T1 values are affected by confounding variables such as field strength, gadolinium contrast type and dose, scanning time and the patient's renal function. Due to these factors, T1 times cannot be readily compared to T1 data from other centers. In contrast, ECV is an inherent physiological property that should not be affected by these variables. The ECV data of normal volunteers from our study at 3T (26.7%) slightly higher than the "fibrosis index" of normal volunteers reported by Broberg et al [9] (24.8%) and the Ve quantified by Schelbert et al [7] after the Ve value was converted into comparable ECV values (24.1%). The higher ECV seen in this study might be an effect of relatively stronger shortening of the longer pre-contrast blood T1 at 3T as compared to that at 1.5 T. In addition, Both Broberg and Schelbert's study used protocols significantly different from the protocol used in our study.

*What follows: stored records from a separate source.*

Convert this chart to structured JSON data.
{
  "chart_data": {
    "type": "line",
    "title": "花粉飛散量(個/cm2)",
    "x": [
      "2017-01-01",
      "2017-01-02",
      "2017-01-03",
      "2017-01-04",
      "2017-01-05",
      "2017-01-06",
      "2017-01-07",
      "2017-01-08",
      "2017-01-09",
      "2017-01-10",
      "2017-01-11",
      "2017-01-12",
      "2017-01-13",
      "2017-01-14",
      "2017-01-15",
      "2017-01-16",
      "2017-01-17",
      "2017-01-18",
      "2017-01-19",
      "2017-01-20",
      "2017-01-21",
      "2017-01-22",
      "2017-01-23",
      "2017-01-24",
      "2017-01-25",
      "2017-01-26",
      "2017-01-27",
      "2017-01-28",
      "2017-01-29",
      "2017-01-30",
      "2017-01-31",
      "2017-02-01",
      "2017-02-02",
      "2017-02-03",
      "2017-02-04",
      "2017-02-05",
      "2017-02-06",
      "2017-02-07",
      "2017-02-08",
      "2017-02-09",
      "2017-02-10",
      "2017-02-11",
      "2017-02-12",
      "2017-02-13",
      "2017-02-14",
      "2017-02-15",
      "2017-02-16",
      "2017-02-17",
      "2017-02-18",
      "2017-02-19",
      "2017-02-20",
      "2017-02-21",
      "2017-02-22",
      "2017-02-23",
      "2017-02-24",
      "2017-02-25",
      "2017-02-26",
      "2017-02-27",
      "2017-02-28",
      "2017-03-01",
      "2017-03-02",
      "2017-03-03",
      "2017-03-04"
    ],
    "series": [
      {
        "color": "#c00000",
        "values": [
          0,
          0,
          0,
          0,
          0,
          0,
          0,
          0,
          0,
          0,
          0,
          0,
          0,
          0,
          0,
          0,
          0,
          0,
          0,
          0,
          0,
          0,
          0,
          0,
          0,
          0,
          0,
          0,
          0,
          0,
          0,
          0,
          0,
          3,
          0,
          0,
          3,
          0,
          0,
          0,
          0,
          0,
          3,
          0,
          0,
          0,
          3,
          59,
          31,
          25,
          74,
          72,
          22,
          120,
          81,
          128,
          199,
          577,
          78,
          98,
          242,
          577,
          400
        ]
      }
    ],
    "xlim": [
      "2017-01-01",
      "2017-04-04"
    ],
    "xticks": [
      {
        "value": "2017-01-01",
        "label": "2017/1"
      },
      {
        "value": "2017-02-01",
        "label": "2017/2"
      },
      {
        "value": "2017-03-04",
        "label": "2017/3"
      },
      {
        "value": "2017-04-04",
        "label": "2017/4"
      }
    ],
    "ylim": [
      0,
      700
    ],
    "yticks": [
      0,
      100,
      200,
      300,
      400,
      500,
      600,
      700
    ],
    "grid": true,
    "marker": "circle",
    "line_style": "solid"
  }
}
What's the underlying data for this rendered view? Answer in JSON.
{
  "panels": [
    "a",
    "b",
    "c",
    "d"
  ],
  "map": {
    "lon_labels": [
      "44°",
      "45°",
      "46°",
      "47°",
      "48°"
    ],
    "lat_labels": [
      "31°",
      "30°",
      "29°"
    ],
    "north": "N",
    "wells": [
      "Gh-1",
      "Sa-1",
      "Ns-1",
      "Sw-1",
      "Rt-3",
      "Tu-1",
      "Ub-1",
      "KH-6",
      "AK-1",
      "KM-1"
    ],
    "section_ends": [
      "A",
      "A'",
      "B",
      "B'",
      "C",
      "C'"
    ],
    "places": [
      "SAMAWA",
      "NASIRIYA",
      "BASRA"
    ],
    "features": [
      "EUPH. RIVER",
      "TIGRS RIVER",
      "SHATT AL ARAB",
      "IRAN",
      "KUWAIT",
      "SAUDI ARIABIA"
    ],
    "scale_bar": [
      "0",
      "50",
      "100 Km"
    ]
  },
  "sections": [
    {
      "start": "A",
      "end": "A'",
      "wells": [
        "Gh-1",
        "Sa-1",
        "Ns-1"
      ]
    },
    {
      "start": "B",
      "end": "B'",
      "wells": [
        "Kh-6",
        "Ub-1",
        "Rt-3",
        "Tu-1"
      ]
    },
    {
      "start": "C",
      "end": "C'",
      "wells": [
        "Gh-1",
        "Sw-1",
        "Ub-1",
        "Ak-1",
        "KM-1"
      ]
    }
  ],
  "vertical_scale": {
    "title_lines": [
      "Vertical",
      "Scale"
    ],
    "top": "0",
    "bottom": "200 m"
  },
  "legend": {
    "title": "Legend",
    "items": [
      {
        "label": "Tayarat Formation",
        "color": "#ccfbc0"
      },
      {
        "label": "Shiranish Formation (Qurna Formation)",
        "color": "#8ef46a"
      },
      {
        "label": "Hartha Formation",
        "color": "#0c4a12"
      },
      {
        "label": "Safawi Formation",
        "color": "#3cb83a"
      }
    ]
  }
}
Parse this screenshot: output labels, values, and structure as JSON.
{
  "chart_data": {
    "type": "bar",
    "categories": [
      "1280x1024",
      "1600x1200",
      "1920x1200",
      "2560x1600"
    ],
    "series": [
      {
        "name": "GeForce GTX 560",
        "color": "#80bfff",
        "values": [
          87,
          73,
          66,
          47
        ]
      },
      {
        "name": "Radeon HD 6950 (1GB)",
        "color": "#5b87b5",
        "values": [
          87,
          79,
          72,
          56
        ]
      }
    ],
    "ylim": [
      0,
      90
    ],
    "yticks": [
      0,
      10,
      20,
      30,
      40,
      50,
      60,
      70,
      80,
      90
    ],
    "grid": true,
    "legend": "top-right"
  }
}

In conclusion, we have validated MOLLI sequences at 3T in phantom studies. We present values for myocardial and blood T1 pre and post gadolinium contrast at 3T. At 3T, post-gadolinium ECV is stable between 8.5 and 23.5 minutes after gadolinium injection.


There are several limitations to this study. This studied had a small number of subjects with varying ages and genders. Only a single contrast agent was used for this study. There is no direct comparison to EQCMR or ShMOLLI. There is no repeatability analysis with intra and inter-observer variability. Only the mid-cavity ventricular slice was taken and the mean T1 for the entire myocardium was used. There may be some variations in T1 and ECV in the basal, apical, septal and lateral walls.